Je vous ai déjà dit que j’ai cru à cette idée, que je lui ai tout sacrifié, que j’ai, de ce fait, tout perdu aussi. Ce fut pour moi une chose très amère, mais je sais aujourd’hui que j’ai servi une cause qui n’était pas bonne. Je m’en suis complètement dégagé. Dans le camp où je suis en Angleterre, j’ai pu participer à la rééducation de mes camarades ; c’est là que j’ai eu l’autorisation de publier le journal du camp, et si je le pouvais, je participerais à la reconstruction d’une Allemagne démocratique.
Quand avez-vous fait la connaissance de l’accusé Fritzsche ?
Le 1er juillet 1938.
Qui étiez-vous à ce moment-là, et quelle était la fonction à laquelle vous deviez être appelé ?
J’étais rédacteur en chef à Braunschweig, et j’étais appelé au ministère de la Propagande pour devenir l’attaché de presse personnel du Dr Goebbels.
Et quelle est la fonction que vous avez effectivement occupée au ministère de la Propagande ?
Jusqu’au 1er juillet 1943, je suis resté l’attaché de presse personnel du Dr Goebbels, puis j’ai été attaché au secrétaire d’État le Dr Gutterer, jusqu’au 1er avril 1944. Je suis allé avec lui pendant trois mois encore à l’UFI, l’organisation mère de toutes les sociétés cinématographiques.

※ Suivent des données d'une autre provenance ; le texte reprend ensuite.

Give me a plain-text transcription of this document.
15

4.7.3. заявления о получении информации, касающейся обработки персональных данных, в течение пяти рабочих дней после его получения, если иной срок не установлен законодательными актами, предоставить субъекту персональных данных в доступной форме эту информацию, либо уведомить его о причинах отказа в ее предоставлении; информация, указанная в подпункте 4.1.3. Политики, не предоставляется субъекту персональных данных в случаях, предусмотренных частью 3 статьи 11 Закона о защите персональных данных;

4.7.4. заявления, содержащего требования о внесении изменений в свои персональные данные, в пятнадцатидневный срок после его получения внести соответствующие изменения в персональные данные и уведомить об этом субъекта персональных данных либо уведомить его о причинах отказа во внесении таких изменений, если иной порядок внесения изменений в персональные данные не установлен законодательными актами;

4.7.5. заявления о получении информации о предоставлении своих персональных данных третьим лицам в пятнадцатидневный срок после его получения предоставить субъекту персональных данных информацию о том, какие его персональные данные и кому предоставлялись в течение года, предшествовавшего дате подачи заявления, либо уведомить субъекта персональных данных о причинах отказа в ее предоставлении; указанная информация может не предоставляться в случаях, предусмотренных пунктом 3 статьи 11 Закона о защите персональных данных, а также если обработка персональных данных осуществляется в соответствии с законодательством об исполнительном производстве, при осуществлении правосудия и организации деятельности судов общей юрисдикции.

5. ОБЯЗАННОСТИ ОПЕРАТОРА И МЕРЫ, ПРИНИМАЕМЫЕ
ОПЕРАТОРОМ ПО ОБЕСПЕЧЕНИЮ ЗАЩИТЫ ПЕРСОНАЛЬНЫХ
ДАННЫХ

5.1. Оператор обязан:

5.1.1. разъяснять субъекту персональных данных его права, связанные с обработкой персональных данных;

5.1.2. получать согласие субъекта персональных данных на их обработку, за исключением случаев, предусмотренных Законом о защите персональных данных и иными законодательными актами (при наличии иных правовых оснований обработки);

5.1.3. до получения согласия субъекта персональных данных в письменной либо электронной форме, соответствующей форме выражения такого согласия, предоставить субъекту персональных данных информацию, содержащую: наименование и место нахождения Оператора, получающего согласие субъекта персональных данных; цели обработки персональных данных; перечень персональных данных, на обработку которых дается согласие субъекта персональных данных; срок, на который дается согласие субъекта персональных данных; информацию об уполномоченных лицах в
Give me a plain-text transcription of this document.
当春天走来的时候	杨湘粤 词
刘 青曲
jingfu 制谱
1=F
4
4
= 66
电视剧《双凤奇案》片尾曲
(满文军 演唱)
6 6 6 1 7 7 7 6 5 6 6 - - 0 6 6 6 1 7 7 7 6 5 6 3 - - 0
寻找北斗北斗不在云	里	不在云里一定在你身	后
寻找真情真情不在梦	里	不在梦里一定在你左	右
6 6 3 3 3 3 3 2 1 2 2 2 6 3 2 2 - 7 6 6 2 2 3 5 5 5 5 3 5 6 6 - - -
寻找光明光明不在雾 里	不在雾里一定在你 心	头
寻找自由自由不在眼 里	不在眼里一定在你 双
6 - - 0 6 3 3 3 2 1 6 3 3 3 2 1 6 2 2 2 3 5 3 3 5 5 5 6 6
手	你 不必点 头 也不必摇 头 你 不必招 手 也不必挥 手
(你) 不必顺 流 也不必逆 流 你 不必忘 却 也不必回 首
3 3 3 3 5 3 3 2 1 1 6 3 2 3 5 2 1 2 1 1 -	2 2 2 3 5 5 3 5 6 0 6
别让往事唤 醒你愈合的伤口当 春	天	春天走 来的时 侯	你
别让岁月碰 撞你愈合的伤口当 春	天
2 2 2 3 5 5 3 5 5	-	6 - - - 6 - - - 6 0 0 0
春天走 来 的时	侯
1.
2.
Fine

Le 31 juillet 1944, je suis parti pour le front.
Vous étiez donc journellement avec le Dr Goebbels ?
Depuis le début de la guerre. Je me permettrai de décrire rapidement ce qui constituait l’essentiel de mon activité.
Faites-le très brièvement.
Pendant la guerre, j’étais chargé d’examiner tout le matériel qui nous provenait de la presse et de l’écoute des émetteurs étrangers. Je devais en fournir immédiatement des extraits au Dr Goebbels. Ces extraits constituaient, pour le Dr Goebbels, la base de ses directives touchant la propagande. C’est lui, qui donnait ses directives chaque matin. L’après-midi et le soir, je transmettais ces instructions aux différents services de la presse et de la radio, par téléphone, et c’est la raison pour laquelle, pendant la guerre, dans la mesure où ce n’étaient pas mes représentants qui le faisaient, je me trouvais dans l’appartement du Dr Goebbels, je prenais mes repas avec lui, passais la nuit dans sa résidence l’accompagnais au cours de ses voyages, etc.
Quelles étaient les fonctions de Fritzsche à ce moment-là ?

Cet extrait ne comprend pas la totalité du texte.